PM’s Summit on whiplash excludes legal profession

The Prime Minister  has faced accusations of sidelining the legal profession in talks his talks over whiplash claims – part of the agenda for his insurance industry “summit” held at Number 10 on 14th February.

Mr Cameron, meeting included representatives from the Association of British Insurers (ABI) and leading insurance firms, and focused on addressing the rising cost of car insurance.

He described a ‘damaging compensation culture’ as being responsible for inflating insurance premiums and that the average of 1,500 whiplash claims per day is a major contributor to that.

The Law Society wrote to the PM in January seeking engagement with the profession in this respect, but they were excluded form the summit which was only attended by insurers and government ministers.

Law Society chief executive Desmond Hudson said: ‘We wrote to the prime minister over a month ago, but it is disappointing that our offer to work with him and his government in addressing public concerns over whiplash claims has been ignored.
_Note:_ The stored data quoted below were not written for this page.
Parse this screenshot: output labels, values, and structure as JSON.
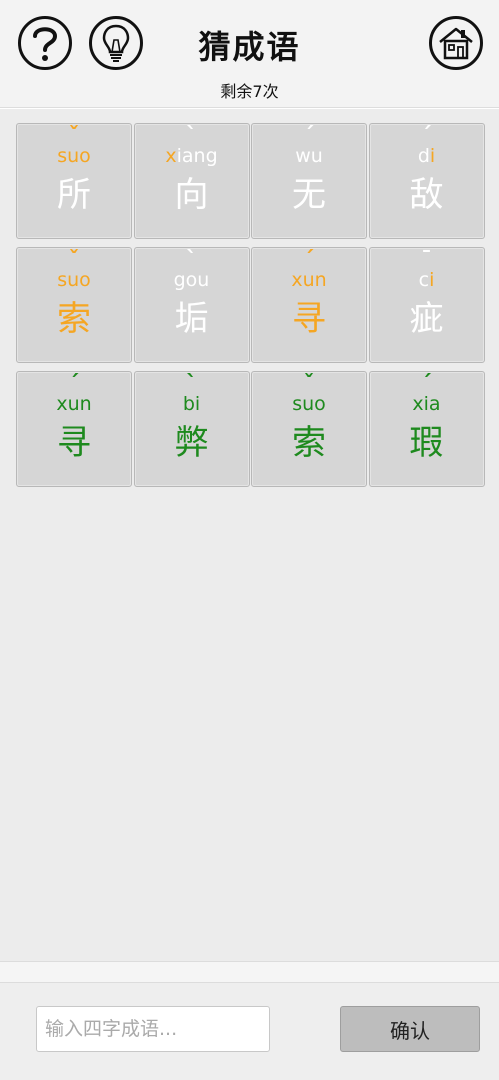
{
  "header": {
    "title": "猜成语",
    "remaining": "剩余7次",
    "icons": [
      "question-icon",
      "lightbulb-icon",
      "home-icon"
    ]
  },
  "colors": {
    "white": "#ffffff",
    "orange": "#f5a623",
    "green": "#1e8a1e",
    "tile": "#d6d6d6"
  },
  "guesses": [
    [
      {
        "tone": "ˇ",
        "pinyin": "suo",
        "hanzi": "所",
        "pinyin_color": "orange",
        "hanzi_color": "white"
      },
      {
        "tone": "ˋ",
        "pinyin": "xiang",
        "hanzi": "向",
        "pinyin_color": "mixed-x",
        "hanzi_color": "white"
      },
      {
        "tone": "ˊ",
        "pinyin": "wu",
        "hanzi": "无",
        "pinyin_color": "white",
        "hanzi_color": "white"
      },
      {
        "tone": "ˊ",
        "pinyin": "di",
        "hanzi": "敌",
        "pinyin_color": "mixed-i",
        "hanzi_color": "white"
      }
    ],
    [
      {
        "tone": "ˇ",
        "pinyin": "suo",
        "hanzi": "索",
        "pinyin_color": "orange",
        "hanzi_color": "orange"
      },
      {
        "tone": "ˋ",
        "pinyin": "gou",
        "hanzi": "垢",
        "pinyin_color": "white",
        "hanzi_color": "white"
      },
      {
        "tone": "ˊ",
        "pinyin": "xun",
        "hanzi": "寻",
        "pinyin_color": "orange",
        "hanzi_color": "orange"
      },
      {
        "tone": "ˉ",
        "pinyin": "ci",
        "hanzi": "疵",
        "pinyin_color": "mixed-i",
        "hanzi_color": "white"
      }
    ],
    [
      {
        "tone": "ˊ",
        "pinyin": "xun",
        "hanzi": "寻",
        "pinyin_color": "green",
        "hanzi_color": "green"
      },
      {
        "tone": "ˋ",
        "pinyin": "bi",
        "hanzi": "弊",
        "pinyin_color": "green",
        "hanzi_color": "green"
      },
      {
        "tone": "ˇ",
        "pinyin": "suo",
        "hanzi": "索",
        "pinyin_color": "green",
        "hanzi_color": "green"
      },
      {
        "tone": "ˊ",
        "pinyin": "xia",
        "hanzi": "瑕",
        "pinyin_color": "green",
        "hanzi_color": "green"
      }
    ]
  ],
  "input": {
    "placeholder": "输入四字成语...",
    "value": ""
  },
  "confirm_label": "确认"
}
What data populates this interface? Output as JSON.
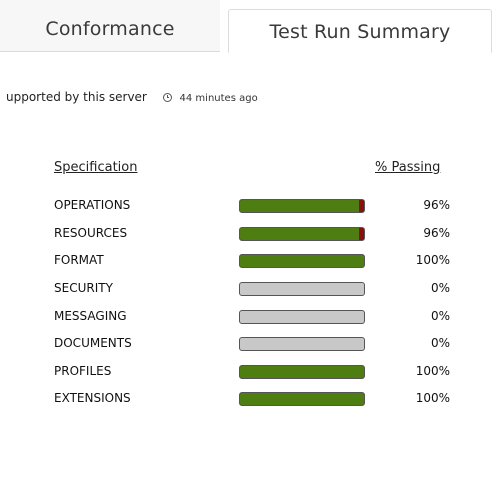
{
  "tabs": [
    {
      "label": "Conformance"
    },
    {
      "label": "Test Run Summary"
    }
  ],
  "status": {
    "text": "upported by this server",
    "icon": "clock-icon",
    "time_ago": "44 minutes ago"
  },
  "table": {
    "header_spec": "Specification",
    "header_passing": "% Passing",
    "rows": [
      {
        "name": "OPERATIONS",
        "percent_label": "96%",
        "pass_fraction": 0.96
      },
      {
        "name": "RESOURCES",
        "percent_label": "96%",
        "pass_fraction": 0.96
      },
      {
        "name": "FORMAT",
        "percent_label": "100%",
        "pass_fraction": 1.0
      },
      {
        "name": "SECURITY",
        "percent_label": "0%",
        "pass_fraction": 0
      },
      {
        "name": "MESSAGING",
        "percent_label": "0%",
        "pass_fraction": 0
      },
      {
        "name": "DOCUMENTS",
        "percent_label": "0%",
        "pass_fraction": 0
      },
      {
        "name": "PROFILES",
        "percent_label": "100%",
        "pass_fraction": 1.0
      },
      {
        "name": "EXTENSIONS",
        "percent_label": "100%",
        "pass_fraction": 1.0
      }
    ]
  },
  "colors": {
    "pass": "#4e7d12",
    "fail": "#8b0f0f",
    "empty": "#c8c8c8"
  }
}
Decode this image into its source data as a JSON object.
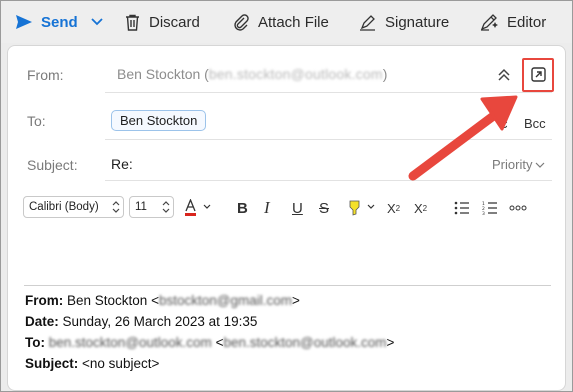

‘There are many options to address, from government, opposition, and others, which need proper consideration. Government should not be limiting itself to tea and cakes with one partisan set of stakeholders – the insurers.’

Downing Street claimed in a press release in advance of the meeting that whiplash is costing the insurance industry £2bn a year, which is the ABI’s own figure.

Following Mr Cameron’s meeting, he said the insurance industry had committed to ensure premiums reflect any reductions in legal costs generated as a result of the Jackson reforms of civil litigation.

The government vowed to reduce the current £1,200 fee that lawyers can earn from small value personal injury claims – with insurers again promising to pass savings onto customers.

On whiplash, there have been suggestions to raise the threshold for accidents through a minimum speed requirement and to require improved medical evidence of injuries following an accident, similar to systems employed in Germany. Although no specific details were released.